Il n’y a pas, dans le diocèse, une telle réflexion. Le cas échéant, elle ne devra pas se passer dans un contexte d’agressivité ou de revendication. Il ne s’agit pas de priver le prêtre de la parole, ou de la part des laïcs de prendre le pouvoir. Par ailleurs, les laïcs n’ont pas à singer les sacrements. Je souhaite cependant qu’ils puissent aller jusqu’au bout de leur mission, en complément avec celle du prêtre.

Nous devons retrouver une théologie moins «fixiste», qui définisse la place des sacrements et des sacramentaux, à savoirdes liturgies et gestes qui ne sont pas d’ordre directement sacramentel.

Apic : Notre diocèse, vous le relevez dans l’invitation au Forum diocésain, est marqué par une forte présence de catholiques de langue étrangère (presque 50%). Qu’attendez-vous des Missions linguistiques, finalement peu nombreuses pour relever ces défis?

Mgr Genoud : Je distingue trois types de missions linguistiques. Il y a d’abord celles qui sont implantées chez nous depuis longtemps, comme la Mission italienne, et qui sont fréquentées par des catholiques comprenant le français – souvent des Italiens de 2e ou 3e génération – et qui y trouvent un lien avec les racines sociologiques de leurs grands-parents.

Il y a ensuite des missions assez anciennes (hispanophone et portugaise), qui font actuellement face à une migration de Latino-américains.

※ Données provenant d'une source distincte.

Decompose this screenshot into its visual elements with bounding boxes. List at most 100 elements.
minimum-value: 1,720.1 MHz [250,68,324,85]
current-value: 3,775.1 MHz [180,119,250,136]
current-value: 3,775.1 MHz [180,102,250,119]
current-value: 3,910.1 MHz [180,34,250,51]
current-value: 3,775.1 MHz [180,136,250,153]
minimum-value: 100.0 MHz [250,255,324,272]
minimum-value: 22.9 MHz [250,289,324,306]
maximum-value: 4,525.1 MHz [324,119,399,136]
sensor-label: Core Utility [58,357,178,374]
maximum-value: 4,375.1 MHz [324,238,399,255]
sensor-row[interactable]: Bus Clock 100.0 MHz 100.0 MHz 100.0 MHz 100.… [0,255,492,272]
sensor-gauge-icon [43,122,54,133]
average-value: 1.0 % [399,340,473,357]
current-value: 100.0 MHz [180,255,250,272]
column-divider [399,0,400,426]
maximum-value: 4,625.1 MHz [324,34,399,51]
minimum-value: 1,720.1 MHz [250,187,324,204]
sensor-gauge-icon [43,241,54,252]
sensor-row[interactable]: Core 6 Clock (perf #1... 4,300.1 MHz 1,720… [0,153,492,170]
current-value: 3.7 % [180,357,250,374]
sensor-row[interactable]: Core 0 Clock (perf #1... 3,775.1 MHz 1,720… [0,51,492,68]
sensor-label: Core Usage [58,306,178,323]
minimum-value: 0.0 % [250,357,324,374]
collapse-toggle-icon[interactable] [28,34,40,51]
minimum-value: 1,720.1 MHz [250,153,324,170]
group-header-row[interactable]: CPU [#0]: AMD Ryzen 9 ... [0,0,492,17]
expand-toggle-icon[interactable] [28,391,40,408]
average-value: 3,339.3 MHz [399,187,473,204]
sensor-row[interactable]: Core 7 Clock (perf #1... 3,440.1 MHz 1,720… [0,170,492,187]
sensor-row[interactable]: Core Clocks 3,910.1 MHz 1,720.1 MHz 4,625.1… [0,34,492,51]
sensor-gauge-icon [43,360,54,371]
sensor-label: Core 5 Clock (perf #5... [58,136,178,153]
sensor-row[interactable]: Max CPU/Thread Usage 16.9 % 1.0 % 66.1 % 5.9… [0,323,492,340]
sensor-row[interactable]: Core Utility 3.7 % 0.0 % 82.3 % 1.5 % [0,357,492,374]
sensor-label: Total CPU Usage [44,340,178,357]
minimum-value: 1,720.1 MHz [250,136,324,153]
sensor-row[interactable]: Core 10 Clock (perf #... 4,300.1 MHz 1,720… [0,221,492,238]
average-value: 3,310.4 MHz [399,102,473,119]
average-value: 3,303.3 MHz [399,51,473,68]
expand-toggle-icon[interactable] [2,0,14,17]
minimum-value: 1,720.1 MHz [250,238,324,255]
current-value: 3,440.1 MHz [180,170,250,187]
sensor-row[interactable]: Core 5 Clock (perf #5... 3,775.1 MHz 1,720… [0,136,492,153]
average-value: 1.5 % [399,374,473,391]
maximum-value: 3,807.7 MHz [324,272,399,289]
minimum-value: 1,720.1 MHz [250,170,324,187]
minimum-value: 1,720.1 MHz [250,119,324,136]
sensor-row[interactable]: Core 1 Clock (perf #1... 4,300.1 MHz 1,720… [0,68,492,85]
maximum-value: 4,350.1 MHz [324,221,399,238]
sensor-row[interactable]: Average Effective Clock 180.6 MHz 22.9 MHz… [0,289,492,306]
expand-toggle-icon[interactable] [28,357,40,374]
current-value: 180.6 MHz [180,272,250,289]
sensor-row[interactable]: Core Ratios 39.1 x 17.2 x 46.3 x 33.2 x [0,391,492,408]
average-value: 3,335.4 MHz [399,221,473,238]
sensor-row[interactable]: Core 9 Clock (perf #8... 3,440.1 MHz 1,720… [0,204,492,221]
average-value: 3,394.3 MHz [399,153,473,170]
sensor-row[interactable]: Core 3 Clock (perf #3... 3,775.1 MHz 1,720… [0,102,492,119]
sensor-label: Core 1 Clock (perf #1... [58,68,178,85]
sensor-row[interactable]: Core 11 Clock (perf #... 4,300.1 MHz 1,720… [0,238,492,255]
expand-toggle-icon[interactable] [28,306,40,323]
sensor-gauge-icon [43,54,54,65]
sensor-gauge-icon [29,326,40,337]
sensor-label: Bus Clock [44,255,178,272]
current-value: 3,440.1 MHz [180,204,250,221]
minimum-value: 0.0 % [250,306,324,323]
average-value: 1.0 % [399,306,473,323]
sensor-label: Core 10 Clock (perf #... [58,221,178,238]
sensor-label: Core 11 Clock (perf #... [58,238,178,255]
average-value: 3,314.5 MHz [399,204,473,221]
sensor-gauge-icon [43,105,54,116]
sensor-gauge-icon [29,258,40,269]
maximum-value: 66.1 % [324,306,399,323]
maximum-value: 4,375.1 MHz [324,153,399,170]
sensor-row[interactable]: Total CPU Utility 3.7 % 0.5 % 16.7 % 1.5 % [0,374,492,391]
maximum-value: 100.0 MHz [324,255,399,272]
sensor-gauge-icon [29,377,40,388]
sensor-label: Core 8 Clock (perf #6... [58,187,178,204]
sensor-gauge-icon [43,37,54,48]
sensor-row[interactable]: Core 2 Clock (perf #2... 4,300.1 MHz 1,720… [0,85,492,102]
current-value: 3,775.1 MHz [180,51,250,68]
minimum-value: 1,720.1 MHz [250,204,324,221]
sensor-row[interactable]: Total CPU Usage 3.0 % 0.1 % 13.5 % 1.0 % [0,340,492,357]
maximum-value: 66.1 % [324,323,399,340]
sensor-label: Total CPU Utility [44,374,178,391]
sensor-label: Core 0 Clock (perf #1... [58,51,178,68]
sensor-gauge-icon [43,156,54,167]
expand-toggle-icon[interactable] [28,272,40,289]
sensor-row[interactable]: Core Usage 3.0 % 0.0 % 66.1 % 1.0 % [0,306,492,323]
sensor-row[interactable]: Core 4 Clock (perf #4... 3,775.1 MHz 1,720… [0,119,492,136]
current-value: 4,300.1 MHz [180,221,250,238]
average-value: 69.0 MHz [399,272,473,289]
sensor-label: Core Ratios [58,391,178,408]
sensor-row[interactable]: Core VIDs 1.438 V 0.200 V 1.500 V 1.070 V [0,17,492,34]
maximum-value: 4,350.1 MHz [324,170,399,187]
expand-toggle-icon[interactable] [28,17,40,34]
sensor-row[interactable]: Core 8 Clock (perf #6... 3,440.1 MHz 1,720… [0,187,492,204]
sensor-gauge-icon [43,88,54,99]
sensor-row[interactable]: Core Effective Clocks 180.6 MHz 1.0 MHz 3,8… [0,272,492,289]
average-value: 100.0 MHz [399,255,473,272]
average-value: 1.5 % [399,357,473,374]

Leur travail est surtout orienté vers l’intégration de ces communautés très diversifiées entre elles, et en Suisse.

Enfin, les migrations récentes font apparaître un autre type de mission linguistique. La ville de Renens, où se tiendra le Forum diocésain le 30 septembre, abrite environ 110 nationalités. Nous y découvrirons une expérience intéressante, où les missionnaires sont intégrés à l’équipe pastorale locale. De par leur richesse culture, ils apportent un autre dynamisme à la pastorale.

Nous allons favoriser ce type d’expérience dans le diocèse, dans les unités pastorales où elle peut se réaliser. Lors qu’une mission linguistique couvre tout le territoire d’un canton, par exemple, ce ne sera évidemment pas possible que le prêtre rejoigne l’équipe d’une unité pastorale.

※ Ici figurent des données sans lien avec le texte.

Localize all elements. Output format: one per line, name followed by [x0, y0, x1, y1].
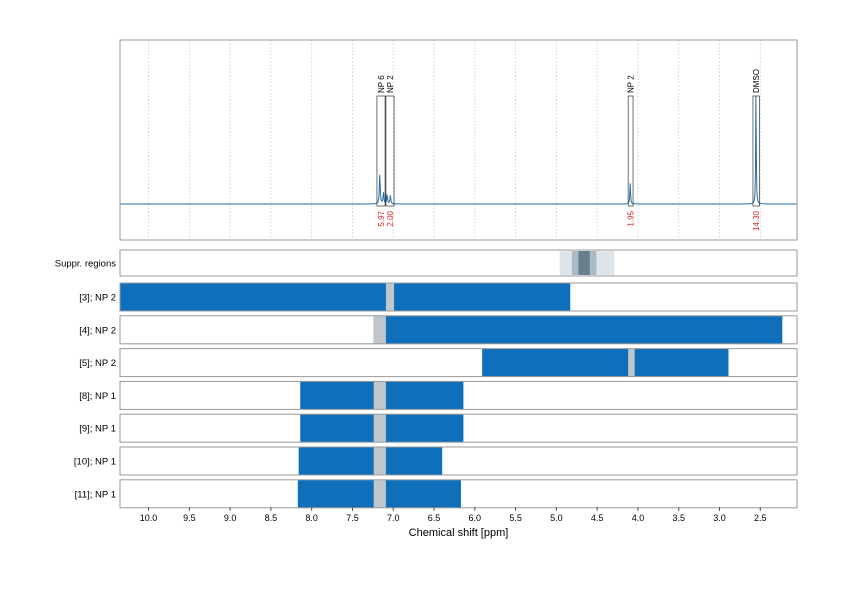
x-tick-label-6: 7.0	[387, 513, 400, 523]
range-track-label-4: [9]; NP 1	[79, 424, 116, 435]
integral-value-3: 14.30	[752, 210, 761, 231]
range-track-6: [11]; NP 1	[75, 479, 798, 509]
excluded-region-2-0	[628, 348, 635, 377]
range-track-label-0: [3]; NP 2	[79, 293, 116, 304]
x-tick-label-8: 6.0	[469, 513, 482, 523]
range-track-label-2: [5]; NP 2	[79, 358, 116, 369]
x-tick-label-5: 7.5	[346, 513, 359, 523]
range-track-label-6: [11]; NP 1	[75, 489, 116, 500]
x-axis: 10.0 9.5 9.0 8.5 8.0 7.5 7.0 6.5 6.0 5.5 5.0 4.5 4.0…	[140, 507, 767, 539]
x-tick-label-10: 5.0	[550, 513, 563, 523]
range-bar-5	[298, 447, 443, 475]
range-track-frame-4	[119, 413, 798, 443]
x-tick-label-11: 4.5	[591, 513, 604, 523]
annotation-box-0	[376, 95, 386, 207]
range-track-label-1: [4]; NP 2	[79, 325, 116, 336]
suppression-track: Suppr. regions	[55, 249, 798, 277]
integral-value-1: 2.00	[386, 210, 395, 226]
x-tick-label-0: 10.0	[140, 513, 158, 523]
annotation-box-3	[752, 95, 760, 207]
range-track-frame-5	[119, 446, 798, 476]
spectrum-trace	[120, 95, 797, 205]
integral-value-0: 5.97	[377, 210, 386, 226]
range-track-frame-1	[119, 315, 798, 345]
range-track-1: [4]; NP 2	[79, 315, 798, 345]
excluded-region-6-0	[373, 479, 386, 508]
range-track-2: [5]; NP 2	[79, 348, 798, 378]
x-axis-label: Chemical shift [ppm]	[409, 527, 509, 539]
x-tick-label-7: 6.5	[428, 513, 441, 523]
excluded-region-3-0	[373, 381, 386, 410]
range-track-label-5: [10]; NP 1	[74, 457, 116, 468]
annotation-label-0: NP 6	[377, 75, 386, 93]
suppression-band-2	[578, 251, 590, 275]
range-track-5: [10]; NP 1	[74, 446, 798, 476]
x-tick-label-14: 3.0	[713, 513, 726, 523]
suppression-track-frame	[119, 249, 798, 277]
range-track-frame-2	[119, 348, 798, 378]
x-tick-label-2: 9.0	[224, 513, 237, 523]
annotation-label-1: NP 2	[386, 75, 395, 93]
x-tick-label-9: 5.5	[509, 513, 522, 523]
excluded-region-4-0	[373, 414, 386, 443]
annotation-box-1	[385, 95, 395, 207]
range-tracks: [3]; NP 2 [4]; NP 2 [5]; NP 2 [8]; NP 1 [9];…	[74, 282, 798, 509]
spectrum-frame	[119, 39, 798, 241]
excluded-region-1-0	[373, 315, 386, 344]
range-track-frame-6	[119, 479, 798, 509]
annotation-label-3: DMSO	[752, 69, 761, 93]
suppression-bands	[559, 251, 615, 275]
peak-annotations: NP 6 5.97 NP 2 2.00 NP 2 1.95 DMSO 14.30	[376, 69, 761, 231]
range-track-frame-3	[119, 380, 798, 410]
range-bar-1	[373, 315, 783, 344]
x-tick-label-13: 3.5	[672, 513, 685, 523]
suppression-track-label: Suppr. regions	[55, 259, 117, 270]
range-track-label-3: [8]; NP 1	[79, 391, 116, 402]
x-tick-label-1: 9.5	[183, 513, 196, 523]
range-track-4: [9]; NP 1	[79, 413, 798, 443]
spectrum-panel: NP 6 5.97 NP 2 2.00 NP 2 1.95 DMSO 14.30	[119, 39, 798, 241]
x-tick-label-3: 8.5	[265, 513, 278, 523]
x-tick-label-12: 4.0	[632, 513, 645, 523]
annotation-box-2	[627, 95, 634, 207]
excluded-region-5-0	[373, 447, 386, 475]
x-tick-label-15: 2.5	[754, 513, 767, 523]
range-bar-0	[120, 283, 571, 311]
range-bar-2	[482, 348, 729, 377]
range-track-3: [8]; NP 1	[79, 380, 798, 410]
excluded-region-0-0	[385, 283, 395, 311]
x-axis-ticks: 10.0 9.5 9.0 8.5 8.0 7.5 7.0 6.5 6.0 5.5 5.0 4.5 4.0…	[140, 507, 767, 523]
range-track-0: [3]; NP 2	[79, 282, 798, 312]
annotation-label-2: NP 2	[627, 75, 636, 93]
integral-value-2: 1.95	[627, 210, 636, 226]
range-track-frame-0	[119, 282, 798, 312]
x-tick-label-4: 8.0	[305, 513, 318, 523]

Apic : Des ateliers du Forum diocésain sont consacrés à des questions en lien avec les «non-pratiquants» et avec les «distancés» de l’Eglise. Finalement des gens pour lesquels l’Eglise catholique constitue une référence parmi d’autres dans leur recherche spirituelle .

Mgr Genoud : C’est vrai. Comment les accueillir ? . Il faut d’abord répondre à leurs attentes et non les «faire venir à nous», comme des brebis égarées. Actuellement, la foi ne se propose pas qu’à ceux qui l’ont et à ceux qui ne l’ont jamais eue. Nous avons de plus en plus affaire à des catholiques qui ont pris leur distance par les circonstances de la vie. J’ai rarement rencontré des personnes qui ont eu une raison précise de se distancer de l’Eglise. Ils ne ressentent au contraire aucune hostilité à son égard et prennent même sa défense lorsqu’elle est l’objet d’attaques.

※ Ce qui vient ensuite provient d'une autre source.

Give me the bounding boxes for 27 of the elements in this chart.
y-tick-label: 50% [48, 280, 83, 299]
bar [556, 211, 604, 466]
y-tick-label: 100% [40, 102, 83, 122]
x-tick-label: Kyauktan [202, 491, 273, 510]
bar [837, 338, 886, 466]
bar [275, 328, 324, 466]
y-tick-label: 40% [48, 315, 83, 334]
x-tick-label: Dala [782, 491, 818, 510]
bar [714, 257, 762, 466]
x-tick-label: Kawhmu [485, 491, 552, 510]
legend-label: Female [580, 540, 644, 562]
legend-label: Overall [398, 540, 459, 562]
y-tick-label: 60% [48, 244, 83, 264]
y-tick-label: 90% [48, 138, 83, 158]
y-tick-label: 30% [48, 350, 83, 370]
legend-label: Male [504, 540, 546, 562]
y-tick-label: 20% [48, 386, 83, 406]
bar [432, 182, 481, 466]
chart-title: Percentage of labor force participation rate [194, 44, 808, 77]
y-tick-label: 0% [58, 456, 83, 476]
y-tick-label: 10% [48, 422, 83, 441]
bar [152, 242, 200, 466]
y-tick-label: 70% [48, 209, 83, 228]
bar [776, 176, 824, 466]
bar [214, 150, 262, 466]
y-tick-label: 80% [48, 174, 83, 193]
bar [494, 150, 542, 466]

Apic : Les réflexions pastorales ont mené le diocèse sur le chemin de la restructuration en ensembles de paroisses. Quel sera le prochain chantier? Le dialogue interreligieux?

Mgr Genoud : Cela devient effectivement toujours davantage un thème de société. Mais on apporte quelque chose dans le dialogue interreligieux si l’on est soi-même. Plus on est chrétien, plus on entre en dialogue avec les ressortissants d’autres religions. «Dialoguer» signifie «Lire à travers» le bien, le beau, . C’est très positif. Le dialogue ôte la peur.

Apic : Mais le diocèse va-t-il entreprendre d’autres chantiers après les regroupements de paroisses ?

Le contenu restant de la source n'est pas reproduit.